Lets take an example from the life of Jesus. The story comes from Luke 19:1-10
1 Jesus entered Jericho and was passing through. 2 A man was there by the name of Zacchaeus; he was a chief tax collector and was wealthy. 3 He wanted to see who Jesus was, but being a short man he could not, because of the crowd. 4 So he ran ahead and climbed a sycamore-fig tree to see him, since Jesus was coming that way.
5 When Jesus reached the spot, he looked up and said to him, "Zacchaeus, come down immediately. I must stay at your house today." 6 So he came down at once and welcomed him gladly.
7 All the people saw this and began to mutter, "He has gone to be the guest of a 'sinner.' "
8 But Zacchaeus stood up and said to the Lord, "Look, Lord! Here and now I give half of my possessions to the poor, and if I have cheated anybody out of anything, I will pay back four times the amount."
9 Jesus said to him, "Today salvation has come to this house, because this man, too, is a son of Abraham. 10 For the Son of Man came to seek and to save what was lost."
Zacchaeus was a short man and not one who found favour among his own people. He collected tax on behalf of the oppressive Roman regime. As if that was not bad enough, he also cheated people (verse 8). It is no surprise the people were unhappy with Jesus' seemingly rash decision to visit Zacchaeus house (verse 7).
Yet Jesus was looking at who the man was and not what he did. Zacchaeus was a son of Abraham (verse 9). Admittedly, he was not conducting himself in a suitable manner but his heart was in the right place.
Dignity played an important part in Jesus' relationship with Zacchaeus. For relationships among close people to work, each party must allow the other to maintain their dignity.

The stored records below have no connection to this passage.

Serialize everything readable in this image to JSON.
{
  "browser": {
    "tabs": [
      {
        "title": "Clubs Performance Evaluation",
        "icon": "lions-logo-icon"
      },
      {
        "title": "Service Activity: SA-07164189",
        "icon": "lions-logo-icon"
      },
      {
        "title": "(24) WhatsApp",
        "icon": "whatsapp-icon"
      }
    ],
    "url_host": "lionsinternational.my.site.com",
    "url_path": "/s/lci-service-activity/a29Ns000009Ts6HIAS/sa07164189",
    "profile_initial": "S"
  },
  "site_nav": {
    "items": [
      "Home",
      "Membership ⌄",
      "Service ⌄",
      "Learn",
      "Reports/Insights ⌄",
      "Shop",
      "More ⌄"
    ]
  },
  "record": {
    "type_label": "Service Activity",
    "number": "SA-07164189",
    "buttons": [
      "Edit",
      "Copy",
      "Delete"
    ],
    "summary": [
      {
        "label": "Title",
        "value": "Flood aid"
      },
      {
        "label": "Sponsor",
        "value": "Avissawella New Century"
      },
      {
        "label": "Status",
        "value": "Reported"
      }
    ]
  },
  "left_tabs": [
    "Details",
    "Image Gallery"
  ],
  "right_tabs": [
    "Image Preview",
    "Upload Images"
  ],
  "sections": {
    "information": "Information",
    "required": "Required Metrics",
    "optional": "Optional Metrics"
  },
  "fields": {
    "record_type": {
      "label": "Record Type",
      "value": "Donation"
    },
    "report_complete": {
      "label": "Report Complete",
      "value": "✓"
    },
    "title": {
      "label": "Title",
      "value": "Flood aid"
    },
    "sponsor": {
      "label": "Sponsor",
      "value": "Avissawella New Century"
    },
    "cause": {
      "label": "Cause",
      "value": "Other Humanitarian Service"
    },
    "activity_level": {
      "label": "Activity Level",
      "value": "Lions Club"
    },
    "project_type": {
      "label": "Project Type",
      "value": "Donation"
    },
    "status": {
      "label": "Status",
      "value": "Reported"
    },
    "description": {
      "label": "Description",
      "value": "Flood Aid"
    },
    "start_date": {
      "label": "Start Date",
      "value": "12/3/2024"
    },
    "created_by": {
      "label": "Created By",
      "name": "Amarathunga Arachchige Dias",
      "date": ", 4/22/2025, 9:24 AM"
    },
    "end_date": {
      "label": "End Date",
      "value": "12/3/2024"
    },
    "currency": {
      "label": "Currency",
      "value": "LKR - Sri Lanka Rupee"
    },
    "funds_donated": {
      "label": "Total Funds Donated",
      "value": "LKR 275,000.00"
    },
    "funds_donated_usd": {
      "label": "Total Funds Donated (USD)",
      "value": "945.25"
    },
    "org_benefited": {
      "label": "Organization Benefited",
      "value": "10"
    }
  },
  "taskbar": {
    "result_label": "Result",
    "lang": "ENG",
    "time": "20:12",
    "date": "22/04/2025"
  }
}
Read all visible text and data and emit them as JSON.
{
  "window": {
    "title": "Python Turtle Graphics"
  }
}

Giving people dignity means recognising them (verse 7). Jesus could have walked pass the tree and ignored Zacchaeus. Stopping and summoning Zacchaeus down showed that Jesus cared. Jesus had a heart for Zacchaeus. Jesus was more concerned about Zacchaeus as a person than he was about the taxes Zacchaeus had been embezzling. The biggest mistake we can make in any relationship is ignoring the person and only recognising their faults.
Have you lost sight of the most important thing in your relationship with those close to you? It is not the high grades the person is (or is not) getting at school, nor is it the amount of money brought home at the end of the week or month that matters most. A person's worth should be determined by the truth that they are created in God's image. Jesus recognised Zacchaeus as a child of Abraham. We too should cherish those close to us as people made in God's image and precious.
Giving people dignity means allowing them to have a voice (verse 8). If you are always shouting people down - because you have a louder voice; or dominating the discussion - because you are more eloquent, you will eventually end up taking away the other person's self worth as an individual. Denying a person the dignity to express him or herself results in bringing out the worst conduct from that person. This applies to adults, children or even work colleagues.
Giving people dignity means allowing them to make mistakes without bringing their faults to remembrance at the slightest opportunity. There were a lot of things Jesus could have blamed Zacchaeus for. But rather Jesus choose to give him the dignity his fellow country people had denied him (verse 7). This immediately brought a response in the heart of Zacchaeus (verse 6).
Jesus gave Zacchaeus room to move. Jesus' action released Zacchaeus from the bondage of his past mistakes. Jesus showed Zacchaeus that there was hope for him. When we deny people dignity we give them no reason to change their conduct. If you make a person feel sub human the person will act like one.
Giving people dignity means allowing them space. Space to spend his or her own money without having to give a detailed account to you, especially when the person involved is an adult. Space means allowing them to talk to friends on the phone or spend time in their room alone, without your prying ears and eyes.
Most importantly, giving people dignity means making a heart change. Whether you are a Pastor, boss at work, parent at home or 'life and soul' of your party of friends - giving people dignity means not placing anything above the person. Such as the church mission or project, the company profit, family pride or the admiration of your friends. If you sacrifice the dignity of a person in order to obtain any of the latter things you will isolate the person, destroy a relationship and hurt the heart of God.
When you use people purely as stepping stones to fulfil your ambitions you take away their dignity and decrease yours in the process.
Remember Jesus was passing through Jericho (verse 1), but he still had time for Zacchaeus. He went to Zacchaeus house not because of what he could get from him but because of the regard he had for him.
Jesus visit gave Zacchaeus esteem.
Now that is how you give people dignity. It comes from the heart and cannot be faked.
Remember: human beings operate best in an environment that allows them to walk in the dignity God has given them.